Наступала ночь, а с ней одиночество, тревога. Умолк Черный Дьявол. Затрусил по распадку. В полночь остановился под старым раскидистым дубом, лег и задремал. Всё, что связывало его с людьми, осталось за сопками. Метались собачьи сны, шепталась тайга, шуршали звезды.

Вой Черного Дьявола услышала и Саломка, и, может быть, впервые к ней пришла такая тоска по утраченному, боль душевная, страх за судьбу Устина… Жалела она его и раньше, но как-то не так сильно. Ушла в дом, чтобы на печи забиться в тихом плаче, неслышном стоне. Строг и жесток свекр, не терпит бабских причитаний. За это ненавидела Саломка свекра, даже дыхание его было ей противно. Но молчала.

Черный Дьявол трусил по тайге. Уходил к темной громаде Сихотэ-Алинского перевала. Уходил надолго. Там меньше гнуса, там ближе звезды, которым Черный Дьявол может без опаски изливать свою тоску, выплакивать свою боль. Они услышат, они поймут его крик, пусть не помогут, но поймут.

Выбежал на сопку. Перед ним лежала ночная тайга. В распадках тьма, над тьмой латки туманов, тихие, дремлющие, а под туманами вскрики, чьи-то осторожные шаги, шорохи, опасливые звуки. Но Дьявол не шарахался, не бросался от шорохов и вскриков. Он знал свою силу, никого не страшился.

Тучи закрыли звезды. Черный Дьявол поднял голову и послал вой черному небу, черной тайге. Вой, вылизывая ложки́ и распадки, прокатился по тайге, взлетел на сопку, растаял в тучах…

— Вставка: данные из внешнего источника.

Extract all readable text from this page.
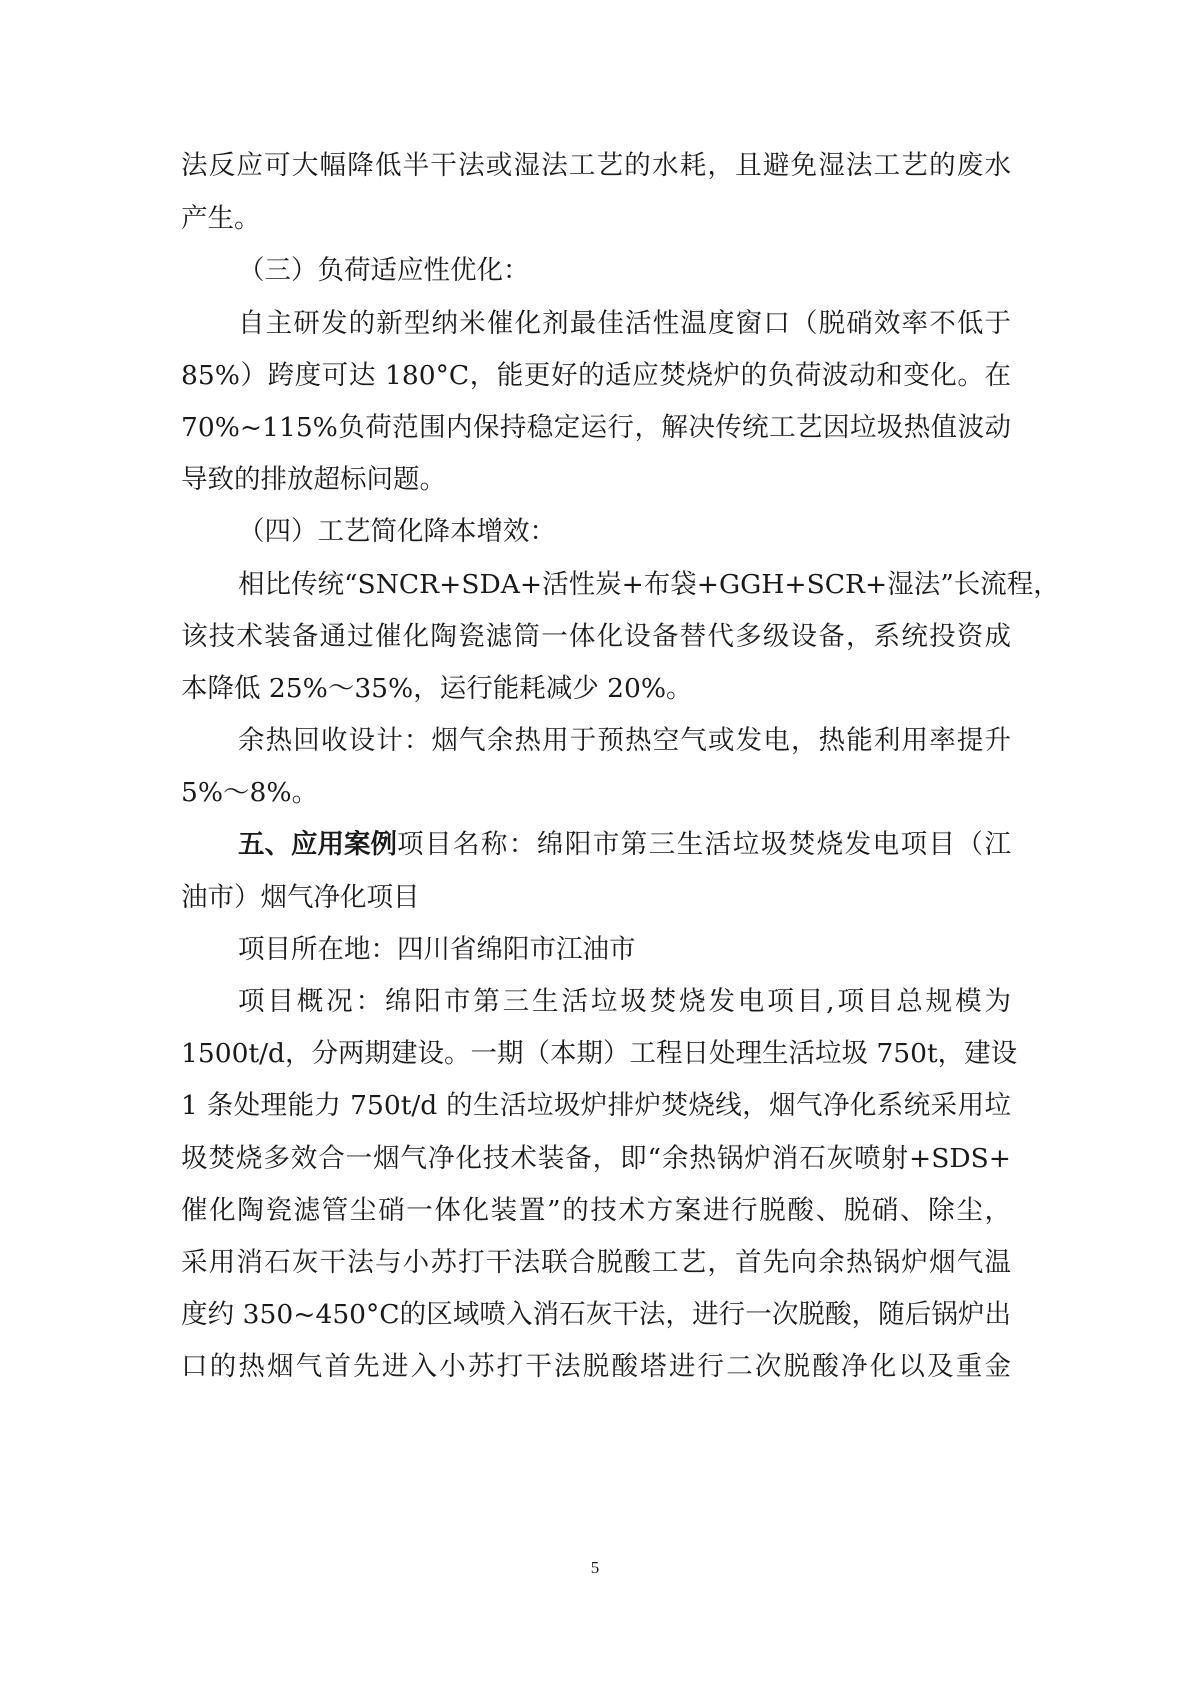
法反应可大幅降低半干法或湿法工艺的水耗，且避免湿法工艺的废水
产生。
（三）负荷适应性优化：
自主研发的新型纳米催化剂最佳活性温度窗口（脱硝效率不低于
85%）跨度可达 180°C，能更好的适应焚烧炉的负荷波动和变化。在
70%~115%负荷范围内保持稳定运行，解决传统工艺因垃圾热值波动
导致的排放超标问题。
（四）工艺简化降本增效：
相比传统“SNCR+SDA+活性炭+布袋+GGH+SCR+湿法”长流程，
该技术装备通过催化陶瓷滤筒一体化设备替代多级设备，系统投资成
本降低 25%～35%，运行能耗减少 20%。
余热回收设计：烟气余热用于预热空气或发电，热能利用率提升
5%～8%。
五、应用案例 项目名称：绵阳市第三生活垃圾焚烧发电项目（江
油市）烟气净化项目
项目所在地：四川省绵阳市江油市
项目概况：绵阳市第三生活垃圾焚烧发电项目,项目总规模为
1500t/d，分两期建设。一期（本期）工程日处理生活垃圾 750t，建设
1 条处理能力 750t/d 的生活垃圾炉排炉焚烧线，烟气净化系统采用垃
圾焚烧多效合一烟气净化技术装备，即“余热锅炉消石灰喷射+SDS+
催化陶瓷滤管尘硝一体化装置”的技术方案进行脱酸、脱硝、除尘，
采用消石灰干法与小苏打干法联合脱酸工艺，首先向余热锅炉烟气温
度约 350~450°C的区域喷入消石灰干法，进行一次脱酸，随后锅炉出
口的热烟气首先进入小苏打干法脱酸塔进行二次脱酸净化以及重金
5
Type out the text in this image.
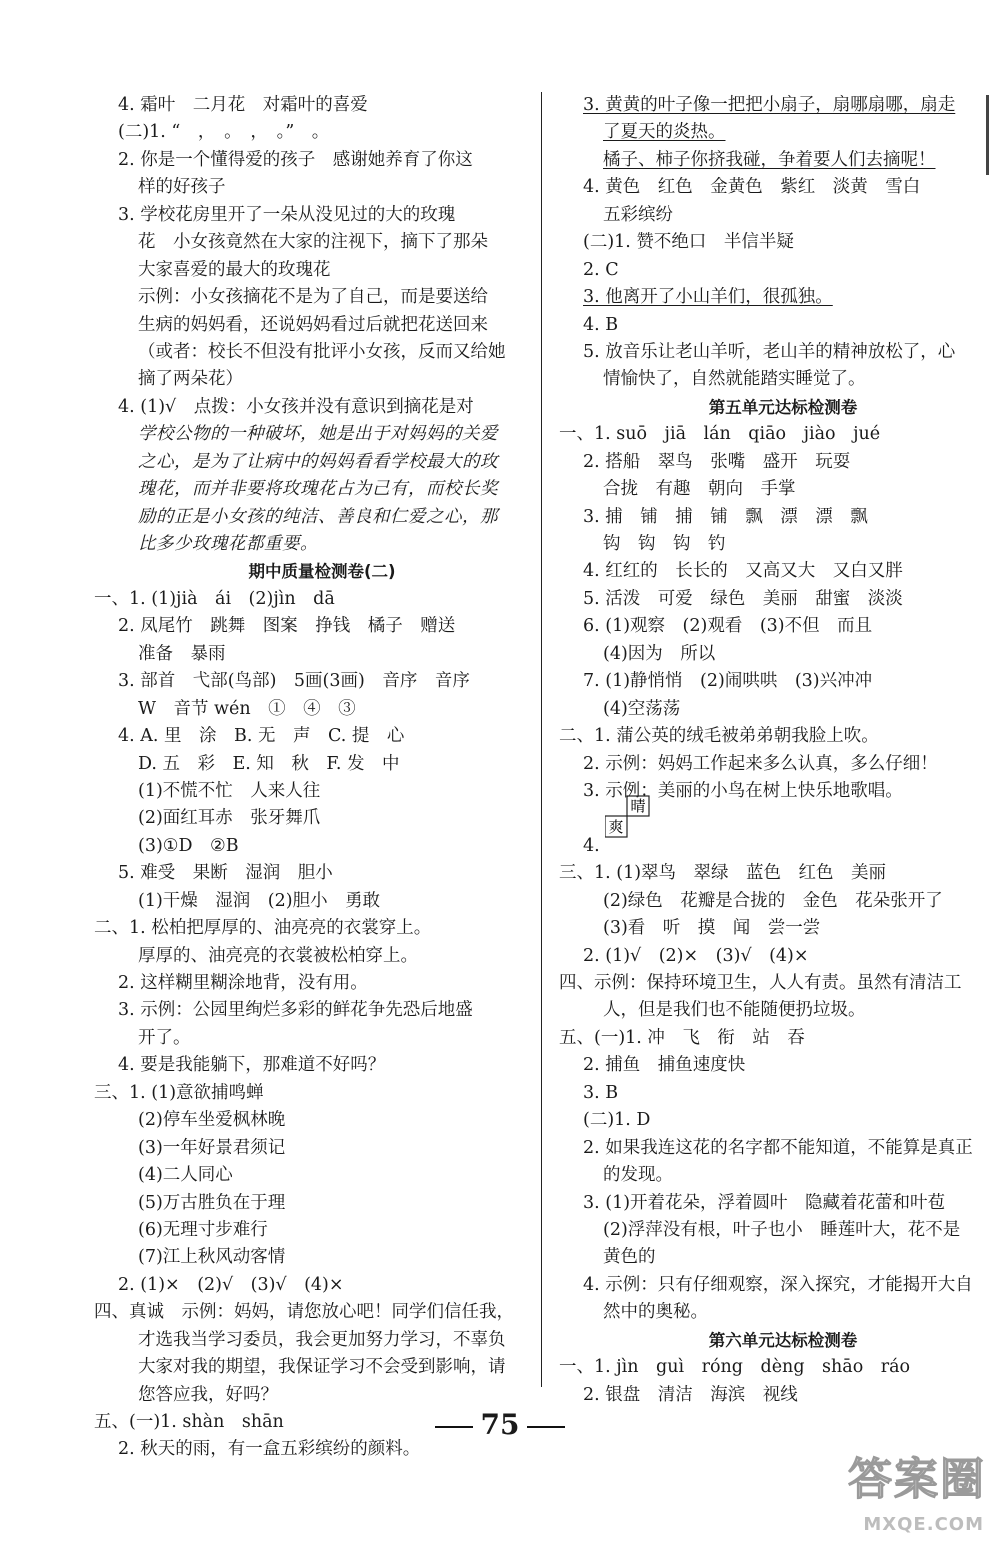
4. 霜叶　二月花　对霜叶的喜爱
(二)1. “　，　。　，　。”　。
2. 你是一个懂得爱的孩子　感谢她养育了你这
样的好孩子
3. 学校花房里开了一朵从没见过的大的玫瑰
花　小女孩竟然在大家的注视下，摘下了那朵
大家喜爱的最大的玫瑰花
示例：小女孩摘花不是为了自己，而是要送给
生病的妈妈看，还说妈妈看过后就把花送回来
（或者：校长不但没有批评小女孩，反而又给她
摘了两朵花）
4. (1)√　点拨：小女孩并没有意识到摘花是对
学校公物的一种破坏，她是出于对妈妈的关爱
之心，是为了让病中的妈妈看看学校最大的玫
瑰花，而并非要将玫瑰花占为己有，而校长奖
励的正是小女孩的纯洁、善良和仁爱之心，那
比多少玫瑰花都重要。
期中质量检测卷(二)
一、1. (1)jià　ái　(2)jìn　dā
2. 凤尾竹　跳舞　图案　挣钱　橘子　赠送
准备　暴雨
3. 部首　弋部(鸟部)　5画(3画)　音序　音序
W　音节 wén　①　④　③
4. A. 里　涂　B. 无　声　C. 提　心
D. 五　彩　E. 知　秋　F. 发　中
(1)不慌不忙　人来人往
(2)面红耳赤　张牙舞爪
(3)①D　②B
5. 难受　果断　湿润　胆小
(1)干燥　湿润　(2)胆小　勇敢
二、1. 松柏把厚厚的、油亮亮的衣裳穿上。
厚厚的、油亮亮的衣裳被松柏穿上。
2. 这样糊里糊涂地背，没有用。
3. 示例：公园里绚烂多彩的鲜花争先恐后地盛
开了。
4. 要是我能躺下，那难道不好吗？
三、1. (1)意欲捕鸣蝉
(2)停车坐爱枫林晚
(3)一年好景君须记
(4)二人同心
(5)万古胜负在于理
(6)无理寸步难行
(7)江上秋风动客情
2. (1)×　(2)√　(3)√　(4)×
四、真诚　示例：妈妈，请您放心吧！同学们信任我，
才选我当学习委员，我会更加努力学习，不辜负
大家对我的期望，我保证学习不会受到影响，请
您答应我，好吗？
五、(一)1. shàn　shān
2. 秋天的雨，有一盒五彩缤纷的颜料。
3. 黄黄的叶子像一把把小扇子，扇哪扇哪，扇走
了夏天的炎热。
橘子、柿子你挤我碰，争着要人们去摘呢！
4. 黄色　红色　金黄色　紫红　淡黄　雪白
五彩缤纷
(二)1. 赞不绝口　半信半疑
2. C
3. 他离开了小山羊们，很孤独。
4. B
5. 放音乐让老山羊听，老山羊的精神放松了，心
情愉快了，自然就能踏实睡觉了。
第五单元达标检测卷
一、1. suō　jiā　lán　qiāo　jiào　jué
2. 搭船　翠鸟　张嘴　盛开　玩耍
合拢　有趣　朝向　手掌
3. 捕　铺　捕　铺　飘　漂　漂　飘
钩　钩　钩　钓
4. 红红的　长长的　又高又大　又白又胖
5. 活泼　可爱　绿色　美丽　甜蜜　淡淡
6. (1)观察　(2)观看　(3)不但　而且
(4)因为　所以
7. (1)静悄悄　(2)闹哄哄　(3)兴冲冲
(4)空荡荡
二、1. 蒲公英的绒毛被弟弟朝我脸上吹。
2. 示例：妈妈工作起来多么认真，多么仔细！
3. 示例：美丽的小鸟在树上快乐地歌唱。
4.
三、1. (1)翠鸟　翠绿　蓝色　红色　美丽
(2)绿色　花瓣是合拢的　金色　花朵张开了
(3)看　听　摸　闻　尝一尝
2. (1)√　(2)×　(3)√　(4)×
四、示例：保持环境卫生，人人有责。虽然有清洁工
人，但是我们也不能随便扔垃圾。
五、(一)1. 冲　飞　衔　站　吞
2. 捕鱼　捕鱼速度快
3. B
(二)1. D
2. 如果我连这花的名字都不能知道，不能算是真正
的发现。
3. (1)开着花朵，浮着圆叶　隐藏着花蕾和叶苞
(2)浮萍没有根，叶子也小　睡莲叶大，花不是
黄色的
4. 示例：只有仔细观察，深入探究，才能揭开大自
然中的奥秘。
第六单元达标检测卷
一、1. jìn　guì　róng　dèng　shāo　ráo
2. 银盘　清洁　海滨　视线
晴
爽
75
答案圈
MXQE.COM
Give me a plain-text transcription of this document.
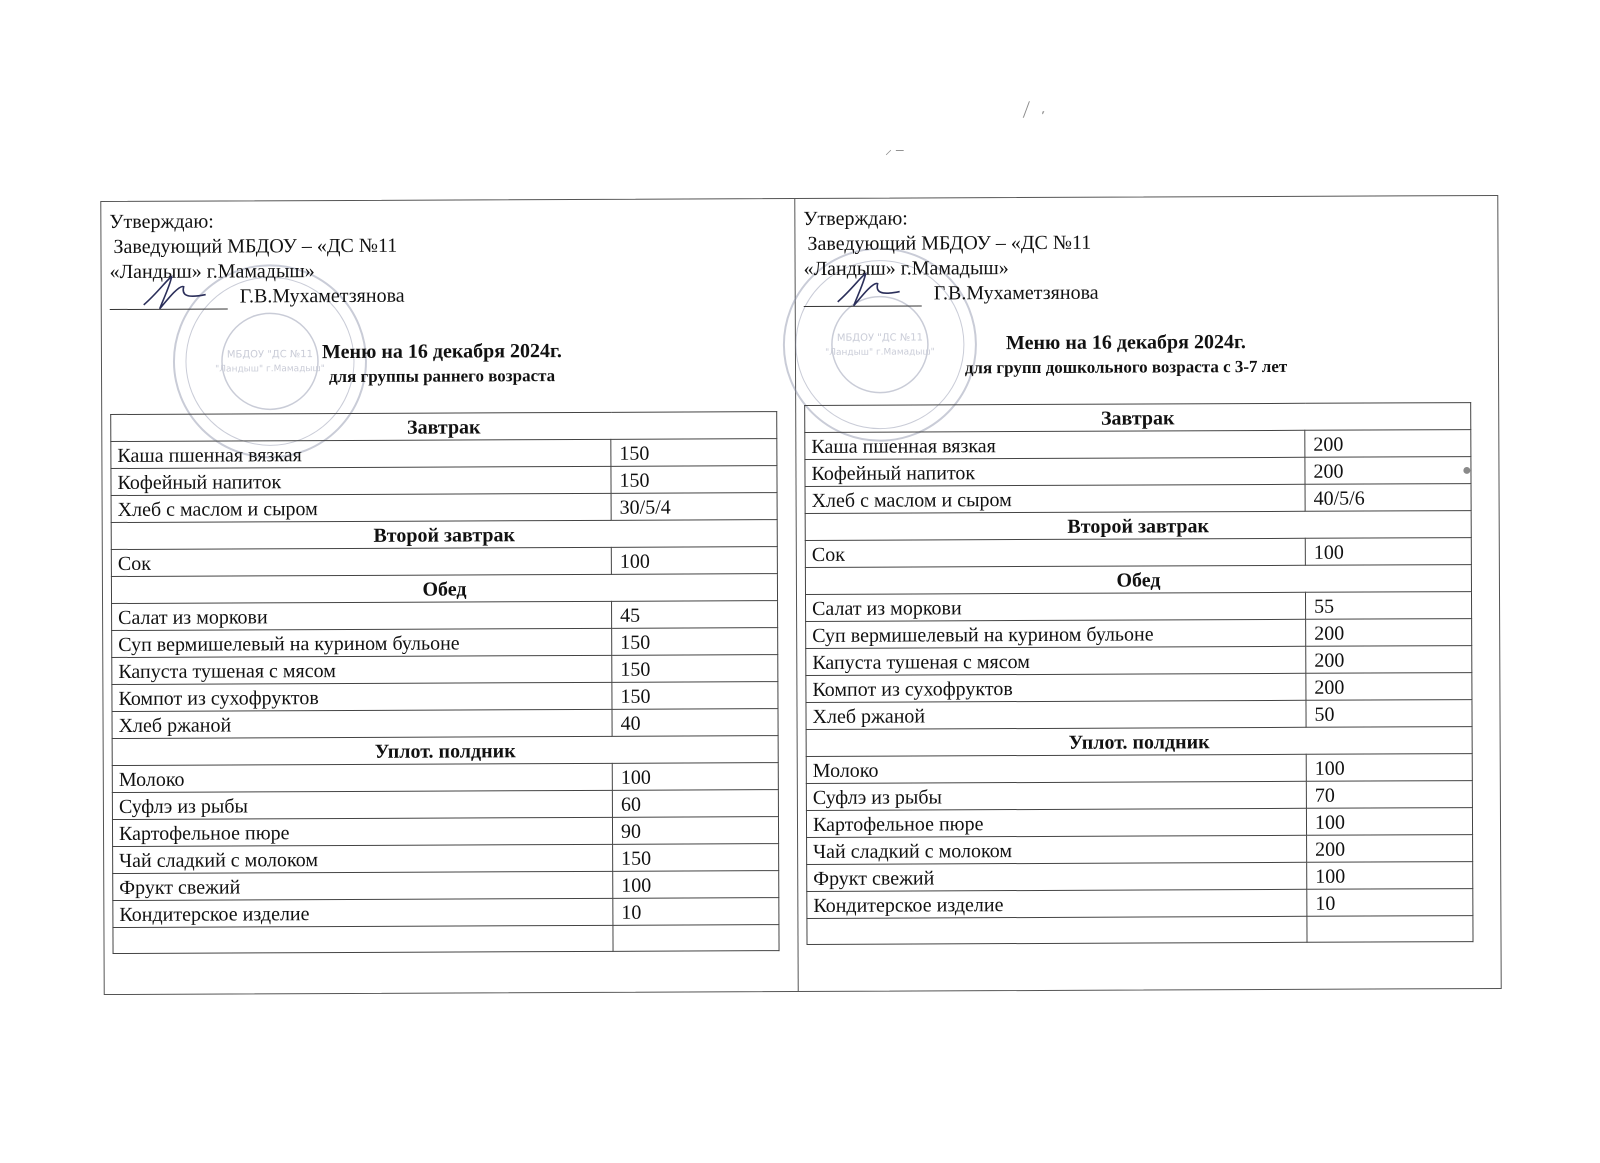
⟋ ˏ
⸝ –
●
МБДОУ "ДС №11
"Ландыш" г.Мамадыш"
Утверждаю:
Заведующий МБДОУ – «ДС №11
«Ландыш» г.Мамадыш»
Г.В.Мухаметзянова
Меню на 16 декабря 2024г.
для группы раннего возраста
Завтрак	
Каша пшенная вязкая	150
Кофейный напиток	150
Хлеб с маслом и сыром	30/5/4
Второй завтрак	
Сок	100
Обед	
Салат из моркови	45
Суп вермишелевый на курином бульоне	150
Капуста тушеная с мясом	150
Компот из сухофруктов	150
Хлеб ржаной	40
Уплот. полдник	
Молоко	100
Суфлэ из рыбы	60
Картофельное пюре	90
Чай сладкий с молоком	150
Фрукт свежий	100
Кондитерское изделие	10

МБДОУ "ДС №11
"Ландыш" г.Мамадыш"
Утверждаю:
Заведующий МБДОУ – «ДС №11
«Ландыш» г.Мамадыш»
Г.В.Мухаметзянова
Меню на 16 декабря 2024г.
для групп дошкольного возраста с 3-7 лет
Завтрак	
Каша пшенная вязкая	200
Кофейный напиток	200
Хлеб с маслом и сыром	40/5/6
Второй завтрак	
Сок	100
Обед	
Салат из моркови	55
Суп вермишелевый на курином бульоне	200
Капуста тушеная с мясом	200
Компот из сухофруктов	200
Хлеб ржаной	50
Уплот. полдник	
Молоко	100
Суфлэ из рыбы	70
Картофельное пюре	100
Чай сладкий с молоком	200
Фрукт свежий	100
Кондитерское изделие	10
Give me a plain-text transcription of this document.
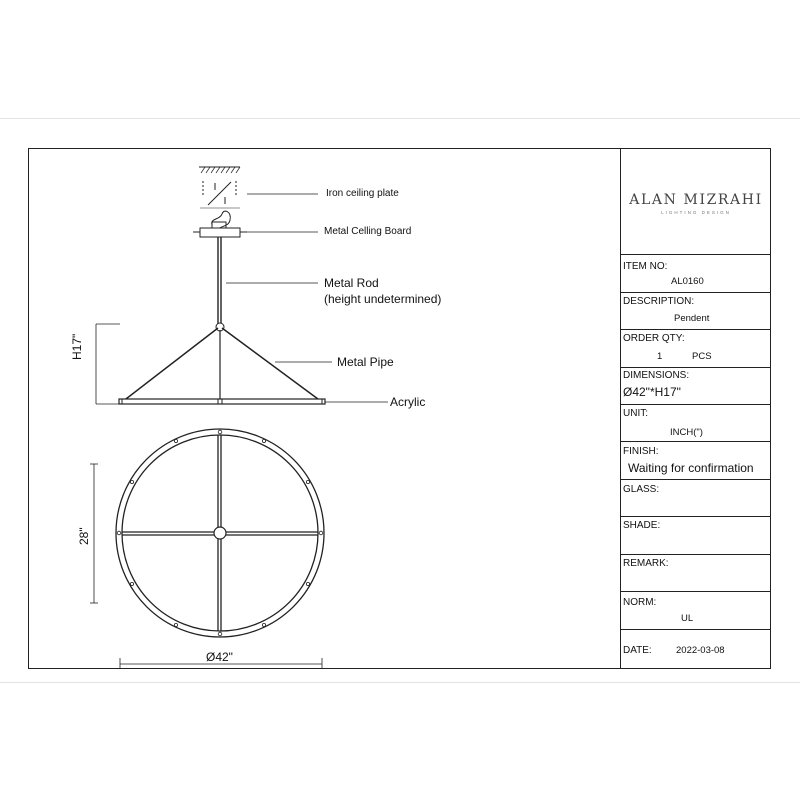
Iron ceiling plate
Metal Celling Board
Metal Rod
(height undetermined)
Metal Pipe
Acrylic
H17"
28"
Ø42"
ALAN MIZRAHI
LIGHTING DESIGN
ITEM NO:
AL0160
DESCRIPTION:
Pendent
ORDER QTY:
1	PCS
DIMENSIONS:
Ø42"*H17"
UNIT:
INCH(")
FINISH:
Waiting for confirmation
GLASS:
SHADE:
REMARK:
NORM:
UL
DATE:	2022-03-08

Мечутся люди. И им бы завыть, излить в плаче горе. Но люди не волки, молча переносят боль, страхи и тоску. Черный Дьявол своим воем всё сказал, и его поняли звери и зверюшки. В крике душевном разобрались. А вот люди? Не хочет понять душевных страданий Саломки Степан Бережнов. Не хочет увидеть, что его сноха, может быть, только сейчас начала по-настоящему любить Устина, тосковать уже как по родному человеку. Вот она мышонком выскользнула за дверь в ночь, чтобы послать свою мольбу небу, выплакаться без посторонних глаз. Спросить бога, почему молчит Устин. А следом свекр. Зашипел змеей подколодной, схватил невестку за толстую косу, намотал на руку, начал бить по щекам.

– Мужа на войну, а сама за ворота? Убью, стерва!